Sumatra PDF is a PDF, ePub, MOBI, CHM, XPS, DjVu, CBZ, CBR reader for Windows

Can SumatraPDF add support for ignoring word accents in the search box?

Can SumatraPDF add support for ignoring word accents in the search box?



Everything is possible but that would be a massive change Much greater than I have seen in other apps the search box is a one character Pony, just like most find boxes in windows. It simply searches for the next character that matches input.
So for every language with e it would need to not match è,é,ê,ë,É,È,Ê,Ë plus those in other languages multiply that by at least 12 for A that I know of then the same for all other letters it suddenly becomes a significant slowdown to decide where the next match is.

Then compound that with a second letter so now the permutations are 2 x 2 not counting Uppercase. and so on by the time you have typed in a word of say 7 characters the slowdown and misfires get worse.

Since PDF does not really contain the logic to store or extract words except as ink blobs, of which on occasion some match basic font entries, it is amazing that we can sometimes get any search match.

I’ve been a programmer for 15 years and I understand the concern. Could the Boyer Moore algorithm reduce this slowness? Well that would be wonderful for Sumatra PDF. Well I still have to resort to Adobe Acrobat Reader to use the search box.

You are probably correct that Acrobat may use an algorithm and in some cases just searching will stop at al but in a rough test with Polish it did not stop at ałl cases I tried. So looks like they may use a more customised search.
I also have to agree Adobe search seems very useful but cannot handle words with one “wrońg” character so a Boyer Moore approach where a level of confidence is applied would be attractive.

me too, I personally use it more often (I mean the Adobe Acrobat Reader)

I am curious why simple pre-processing would not do the trick? Under “pre-processing” I mean to remove all accents in the first place. And perform a regular search after.

Methods based on the Unicode Normalization Form NFD (for example, see stripAccents) can be used for accents removal. You could also take a look at this comment with important points on SO.

Hmm the text is usually encoded as similar to a zip stream and often encrypted so the unpacking order is decrypt, decode stream, determine font definition, lookup font, decode character shape, convert to pixels, present to screen many times over.

secondary either
user select block of characters, lookup font, decode character if possible, present to clipboard as best plain text as is possible (warts and all)
search current expanded displayed text for first best matching character and highlight if anything matches user input (but there may be nothing to match)

Simplistically, I suppose that “pre-processing” (be done only once) will yield a separate “search source” mapped to “display source”. So, search will be preformed against that “search source”, and actual highlight will be done on the correlated place in “display source”.
As far as I can understood from your answer, there’s a catch in “mapping” part, isn’t it?

PDF was designed to put text as inked shapes on paper using a set range of print engine fonts, thus never designed to be reverse engineered.
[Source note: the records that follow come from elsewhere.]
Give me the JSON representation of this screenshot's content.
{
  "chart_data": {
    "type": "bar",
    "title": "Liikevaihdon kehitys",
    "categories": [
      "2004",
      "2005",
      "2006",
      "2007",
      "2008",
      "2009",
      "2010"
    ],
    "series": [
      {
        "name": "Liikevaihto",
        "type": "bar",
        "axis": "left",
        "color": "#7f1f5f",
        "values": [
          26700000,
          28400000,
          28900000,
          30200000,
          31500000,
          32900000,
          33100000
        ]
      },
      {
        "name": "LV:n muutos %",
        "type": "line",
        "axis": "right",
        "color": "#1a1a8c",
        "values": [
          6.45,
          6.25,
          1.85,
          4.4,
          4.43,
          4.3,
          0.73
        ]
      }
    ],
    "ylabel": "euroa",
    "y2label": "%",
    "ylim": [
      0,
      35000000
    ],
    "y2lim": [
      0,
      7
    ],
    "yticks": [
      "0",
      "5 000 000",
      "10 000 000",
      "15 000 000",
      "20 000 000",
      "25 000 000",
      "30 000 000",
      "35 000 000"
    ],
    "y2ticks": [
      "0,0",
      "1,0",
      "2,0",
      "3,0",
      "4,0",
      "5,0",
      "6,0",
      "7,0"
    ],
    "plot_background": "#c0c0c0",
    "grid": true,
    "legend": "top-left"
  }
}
Over the years as PDF became more complex, user expectation was that text extraction could improve with imbedded fonts and lookup tables, reality is it is generally worse with more ways for failure.

Converting html or word docs to PDF is a retrograde step since those formats are based on sequential words, line feeds, sentences and paragraph markers whilst they were never added to PDF methodologies. SO many pdf constructs are never going to reproduce the source words, since a page of ink can be placed in any order from its lower left origin, we are lucky that most converters will try to place words sequentially in the opposite direction at the same font height/style on common lines. A “good” PDF does not need to include any characters and definitely no white spaces as seen between words or paragraphs, just vectors that define the border of ink particles, but for portable convenience in minimising file size that includes using font lookup tables.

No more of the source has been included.